Pero un buen día, casi por casualidad, descubrí que al final de los créditos, venía una imagen extra, un plano adicional con el que se cerraba la historia. Debe haber sido el año 1978 cuando asistí a ver una película de “terror”, de esas que ya no veo ni quiero ver, pero que entonces me dejó deslumbrado. La película era la fenomenal “Carrie”, con una jovencísima Sissy Spacek y que, curiosamente para los filmes de su tipo, tuvo dos o tres nominaciones al Oscar, la película era dirigida por Brian de Palma, quien después realizó una prolífica carrera revisitando el lenguaje del cine clásico estadounidense desde Hitchcock, y tocando más bien temáticas propias de la Nouvelle Vague francesa (la película estaba basada en una novela de Stephen King que entonces se encontraba escribiendo “El Resplandor”).

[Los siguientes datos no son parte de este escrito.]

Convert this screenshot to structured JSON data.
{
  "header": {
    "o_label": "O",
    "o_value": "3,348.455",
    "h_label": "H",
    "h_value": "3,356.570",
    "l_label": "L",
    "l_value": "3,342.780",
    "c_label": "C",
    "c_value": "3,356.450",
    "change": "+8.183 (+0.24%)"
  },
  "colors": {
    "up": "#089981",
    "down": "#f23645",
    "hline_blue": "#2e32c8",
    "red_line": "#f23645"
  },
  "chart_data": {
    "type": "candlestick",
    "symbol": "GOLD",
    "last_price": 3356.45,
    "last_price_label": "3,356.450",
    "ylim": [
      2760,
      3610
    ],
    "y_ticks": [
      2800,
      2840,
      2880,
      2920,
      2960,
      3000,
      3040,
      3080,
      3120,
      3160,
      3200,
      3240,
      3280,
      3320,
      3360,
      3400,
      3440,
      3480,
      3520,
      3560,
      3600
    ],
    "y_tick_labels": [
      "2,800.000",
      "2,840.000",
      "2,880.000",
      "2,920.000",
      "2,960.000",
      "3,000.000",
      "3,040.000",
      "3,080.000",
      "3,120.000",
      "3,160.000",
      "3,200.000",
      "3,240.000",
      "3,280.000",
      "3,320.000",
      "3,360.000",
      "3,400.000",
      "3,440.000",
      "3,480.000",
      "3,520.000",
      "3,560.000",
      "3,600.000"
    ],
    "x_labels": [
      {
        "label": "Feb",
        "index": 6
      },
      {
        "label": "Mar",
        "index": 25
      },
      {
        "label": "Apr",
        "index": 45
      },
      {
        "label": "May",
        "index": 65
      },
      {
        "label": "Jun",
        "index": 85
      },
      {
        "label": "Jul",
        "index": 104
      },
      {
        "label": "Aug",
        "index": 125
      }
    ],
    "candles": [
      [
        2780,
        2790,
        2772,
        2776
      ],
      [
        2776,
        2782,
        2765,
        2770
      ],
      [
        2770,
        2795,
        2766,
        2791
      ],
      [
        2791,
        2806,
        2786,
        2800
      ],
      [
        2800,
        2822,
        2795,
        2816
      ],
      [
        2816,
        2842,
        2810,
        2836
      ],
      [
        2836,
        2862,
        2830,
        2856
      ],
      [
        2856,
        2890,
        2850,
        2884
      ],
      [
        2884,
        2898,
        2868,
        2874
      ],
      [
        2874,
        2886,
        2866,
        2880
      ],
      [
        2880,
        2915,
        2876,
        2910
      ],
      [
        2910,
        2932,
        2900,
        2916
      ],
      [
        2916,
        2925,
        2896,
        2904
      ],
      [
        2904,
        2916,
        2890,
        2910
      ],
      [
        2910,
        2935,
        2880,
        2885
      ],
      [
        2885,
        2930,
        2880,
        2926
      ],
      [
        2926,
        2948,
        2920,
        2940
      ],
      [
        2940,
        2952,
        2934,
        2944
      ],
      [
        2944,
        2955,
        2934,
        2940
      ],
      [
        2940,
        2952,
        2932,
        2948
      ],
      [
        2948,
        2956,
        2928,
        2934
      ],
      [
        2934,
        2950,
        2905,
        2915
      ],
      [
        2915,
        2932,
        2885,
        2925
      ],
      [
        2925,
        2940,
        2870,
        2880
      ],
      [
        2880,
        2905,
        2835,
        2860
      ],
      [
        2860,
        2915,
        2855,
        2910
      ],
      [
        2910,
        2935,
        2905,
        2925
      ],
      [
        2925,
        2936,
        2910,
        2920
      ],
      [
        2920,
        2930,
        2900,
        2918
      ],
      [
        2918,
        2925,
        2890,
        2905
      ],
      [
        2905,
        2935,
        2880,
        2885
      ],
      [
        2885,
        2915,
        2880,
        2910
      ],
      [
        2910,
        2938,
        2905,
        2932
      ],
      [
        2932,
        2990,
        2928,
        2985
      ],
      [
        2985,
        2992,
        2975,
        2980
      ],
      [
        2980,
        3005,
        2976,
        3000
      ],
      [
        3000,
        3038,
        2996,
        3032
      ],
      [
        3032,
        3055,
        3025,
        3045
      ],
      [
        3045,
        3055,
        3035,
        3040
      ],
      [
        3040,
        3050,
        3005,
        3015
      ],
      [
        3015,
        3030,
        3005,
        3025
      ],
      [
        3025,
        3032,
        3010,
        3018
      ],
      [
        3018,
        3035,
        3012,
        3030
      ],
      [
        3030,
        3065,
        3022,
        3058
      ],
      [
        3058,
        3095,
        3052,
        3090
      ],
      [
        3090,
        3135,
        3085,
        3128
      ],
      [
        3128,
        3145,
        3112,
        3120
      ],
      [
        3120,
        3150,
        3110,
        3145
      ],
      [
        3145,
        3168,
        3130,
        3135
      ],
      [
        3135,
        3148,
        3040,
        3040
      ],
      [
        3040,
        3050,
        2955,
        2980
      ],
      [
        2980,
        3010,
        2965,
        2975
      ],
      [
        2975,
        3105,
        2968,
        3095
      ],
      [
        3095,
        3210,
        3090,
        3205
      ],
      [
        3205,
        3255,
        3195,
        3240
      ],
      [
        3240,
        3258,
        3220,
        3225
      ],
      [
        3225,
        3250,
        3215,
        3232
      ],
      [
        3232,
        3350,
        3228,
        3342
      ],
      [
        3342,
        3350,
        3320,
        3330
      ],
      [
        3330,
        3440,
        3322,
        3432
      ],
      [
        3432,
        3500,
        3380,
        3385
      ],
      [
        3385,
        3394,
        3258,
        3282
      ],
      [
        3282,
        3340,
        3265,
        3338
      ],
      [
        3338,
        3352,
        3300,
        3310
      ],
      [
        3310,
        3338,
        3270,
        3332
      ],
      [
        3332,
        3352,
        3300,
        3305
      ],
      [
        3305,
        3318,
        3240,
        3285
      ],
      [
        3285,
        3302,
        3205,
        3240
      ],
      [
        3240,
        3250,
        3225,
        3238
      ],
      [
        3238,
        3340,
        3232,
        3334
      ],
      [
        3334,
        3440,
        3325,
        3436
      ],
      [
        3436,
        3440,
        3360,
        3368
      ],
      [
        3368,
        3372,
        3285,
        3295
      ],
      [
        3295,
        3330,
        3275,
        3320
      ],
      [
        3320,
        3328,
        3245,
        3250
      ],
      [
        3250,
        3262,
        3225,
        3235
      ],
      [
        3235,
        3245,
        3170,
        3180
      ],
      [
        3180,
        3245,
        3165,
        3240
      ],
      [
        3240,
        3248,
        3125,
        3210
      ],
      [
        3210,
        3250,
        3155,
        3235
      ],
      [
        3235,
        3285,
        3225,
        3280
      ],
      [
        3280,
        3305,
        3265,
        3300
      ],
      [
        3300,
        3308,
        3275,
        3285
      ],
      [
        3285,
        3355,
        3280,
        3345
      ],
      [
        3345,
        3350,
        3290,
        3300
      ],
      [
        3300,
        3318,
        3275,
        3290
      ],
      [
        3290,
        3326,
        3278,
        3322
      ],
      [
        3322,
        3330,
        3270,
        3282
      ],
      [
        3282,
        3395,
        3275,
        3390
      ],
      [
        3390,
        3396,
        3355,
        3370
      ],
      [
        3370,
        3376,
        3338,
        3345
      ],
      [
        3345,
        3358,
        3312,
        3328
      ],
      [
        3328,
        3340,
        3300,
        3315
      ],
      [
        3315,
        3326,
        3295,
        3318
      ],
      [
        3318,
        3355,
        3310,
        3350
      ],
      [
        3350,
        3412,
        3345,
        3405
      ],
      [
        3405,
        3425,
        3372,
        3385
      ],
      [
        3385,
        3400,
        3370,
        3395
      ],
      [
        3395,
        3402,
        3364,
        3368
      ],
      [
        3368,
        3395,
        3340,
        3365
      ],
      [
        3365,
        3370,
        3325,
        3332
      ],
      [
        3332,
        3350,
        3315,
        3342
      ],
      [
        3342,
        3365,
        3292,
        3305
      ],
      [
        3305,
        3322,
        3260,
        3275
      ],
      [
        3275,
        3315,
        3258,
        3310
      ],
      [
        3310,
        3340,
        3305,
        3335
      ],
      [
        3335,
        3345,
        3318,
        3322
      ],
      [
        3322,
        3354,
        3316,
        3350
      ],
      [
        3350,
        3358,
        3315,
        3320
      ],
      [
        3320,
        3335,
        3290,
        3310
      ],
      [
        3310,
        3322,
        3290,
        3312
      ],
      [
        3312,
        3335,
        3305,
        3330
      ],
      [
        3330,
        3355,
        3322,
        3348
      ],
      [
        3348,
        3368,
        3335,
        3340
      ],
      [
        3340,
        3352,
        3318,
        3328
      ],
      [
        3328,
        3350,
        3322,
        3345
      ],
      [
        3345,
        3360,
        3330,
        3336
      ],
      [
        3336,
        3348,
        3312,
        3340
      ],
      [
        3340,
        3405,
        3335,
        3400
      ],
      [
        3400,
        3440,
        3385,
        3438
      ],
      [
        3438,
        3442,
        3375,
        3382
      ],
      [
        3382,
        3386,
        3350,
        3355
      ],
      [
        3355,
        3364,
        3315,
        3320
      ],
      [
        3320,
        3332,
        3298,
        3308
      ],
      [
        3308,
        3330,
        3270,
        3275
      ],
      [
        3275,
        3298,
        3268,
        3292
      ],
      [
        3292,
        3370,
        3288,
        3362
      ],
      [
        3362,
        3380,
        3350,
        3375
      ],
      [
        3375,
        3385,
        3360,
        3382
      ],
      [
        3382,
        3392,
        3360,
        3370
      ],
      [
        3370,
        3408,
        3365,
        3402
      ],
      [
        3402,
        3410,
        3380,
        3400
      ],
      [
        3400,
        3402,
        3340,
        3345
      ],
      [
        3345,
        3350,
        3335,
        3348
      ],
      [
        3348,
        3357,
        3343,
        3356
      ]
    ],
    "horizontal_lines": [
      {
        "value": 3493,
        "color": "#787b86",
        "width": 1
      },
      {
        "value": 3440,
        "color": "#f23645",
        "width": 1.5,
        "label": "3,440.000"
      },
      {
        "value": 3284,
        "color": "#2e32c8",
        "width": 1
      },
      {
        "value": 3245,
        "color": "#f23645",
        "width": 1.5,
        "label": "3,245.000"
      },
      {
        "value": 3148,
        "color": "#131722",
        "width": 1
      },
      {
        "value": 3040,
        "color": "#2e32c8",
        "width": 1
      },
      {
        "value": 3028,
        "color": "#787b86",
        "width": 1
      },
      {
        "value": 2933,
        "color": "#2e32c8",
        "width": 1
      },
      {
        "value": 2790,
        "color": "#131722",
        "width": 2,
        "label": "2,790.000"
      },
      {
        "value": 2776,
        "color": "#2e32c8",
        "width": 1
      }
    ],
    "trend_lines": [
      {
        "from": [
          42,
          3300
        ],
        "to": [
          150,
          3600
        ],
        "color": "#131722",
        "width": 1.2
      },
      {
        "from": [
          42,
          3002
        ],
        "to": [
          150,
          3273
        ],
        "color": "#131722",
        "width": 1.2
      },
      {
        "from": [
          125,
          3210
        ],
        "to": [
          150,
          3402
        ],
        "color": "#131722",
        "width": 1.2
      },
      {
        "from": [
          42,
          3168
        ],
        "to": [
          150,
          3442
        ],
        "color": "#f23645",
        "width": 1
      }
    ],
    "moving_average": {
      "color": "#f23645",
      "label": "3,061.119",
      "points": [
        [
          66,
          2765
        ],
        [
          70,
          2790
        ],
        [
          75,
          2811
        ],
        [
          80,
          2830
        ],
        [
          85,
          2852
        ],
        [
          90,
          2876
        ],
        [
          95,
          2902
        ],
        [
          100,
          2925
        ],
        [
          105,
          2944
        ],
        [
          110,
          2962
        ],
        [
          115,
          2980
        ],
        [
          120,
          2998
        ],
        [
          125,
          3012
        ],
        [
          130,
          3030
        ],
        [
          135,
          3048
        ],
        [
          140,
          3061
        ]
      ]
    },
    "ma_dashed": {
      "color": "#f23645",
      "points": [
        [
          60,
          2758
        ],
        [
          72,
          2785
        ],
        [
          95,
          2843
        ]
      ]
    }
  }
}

Pues bien, veíamos la película y como era habitual, estaba interesado en leer hasta el último detalle de los créditos, cuando sorpresivamente después de haber proyectado todos los títulos (rojos sobre fondo negro), aparece una imagen nueva que da otro sentido a la película. Desde entonces, el motivo de mi permanencia en la sala hasta que casi me echen del cine, fue una práctica ritual en mis visionados, incluso cuando la inmensa mayoría de las veces no pasaba nada después de los créditos.
No pocas veces los directores eligen ese momento de distensión, sobre todo en las comedias, de poner imágenes cómicas, fallidas o tomas descartadas con errores. Lo usa Pixar en algunos de sus filmes animados como parodia a esas comedias. De más está decir que se trata de imágenes sabrosas dignas de verse, sobre todo cuando uno ha pagado una entrada y ésta, a mi juicio, debe incluir la experiencia completa de asistir al cine, como lo era antes con la revisión de los noticiarios Ufa del “Mundo al instante” y hoy los comerciales y las sinopsis promocionales de los filmes que se estrenaran luego en la respectiva sala. También hay motivos más bien propios de la semiología del relato cinematográfico. En esos años, recuerdo que Carlos Núñez, viejo, escrupuloso profesor de lenguaje del cine, nos reafirmaba con estricta serenidad, que un film empezaba con la primera imagen y finalizaba con la última, y que eso de andar saliéndose de una película antes de la finalización de los créditos era –por decir lo menos- un acto de barbarie. Lo sigo compartiendo como una máxima, aunque no siempre lo cumpla.
Confieso que a veces la presión de la vida rápida, el encendido de luces en los cines, y el intenso y nervioso tráfago de espectadores delante de mi butaca, me ha hecho renunciar a este tradicional ritual cinéfilo, sobre todo cuando voy con amigos que no tienen la costumbre ni menos la necesidad de esperar hasta el fin por una imagen sorpresiva que lo más probable no llegará nunca. Es más fuerte la idea de “¿a donde vamos a tomar algo?” la que tanto seduce a los espectadores, quienes apenas finaliza la película saltamos como desde un trampolín para buscar el rincón y la bebida que acompañará nuestra conversación cinéfila pos fílmica, donde podamos desmenuzar con fruición cada uno de los detalles sintagmáticos del relato, como también, los efectos imaginarios de una expresión artística, que supera con creces su sola extensión métrica de celuloide cargado hasta el final de luces, sombras y sonidos.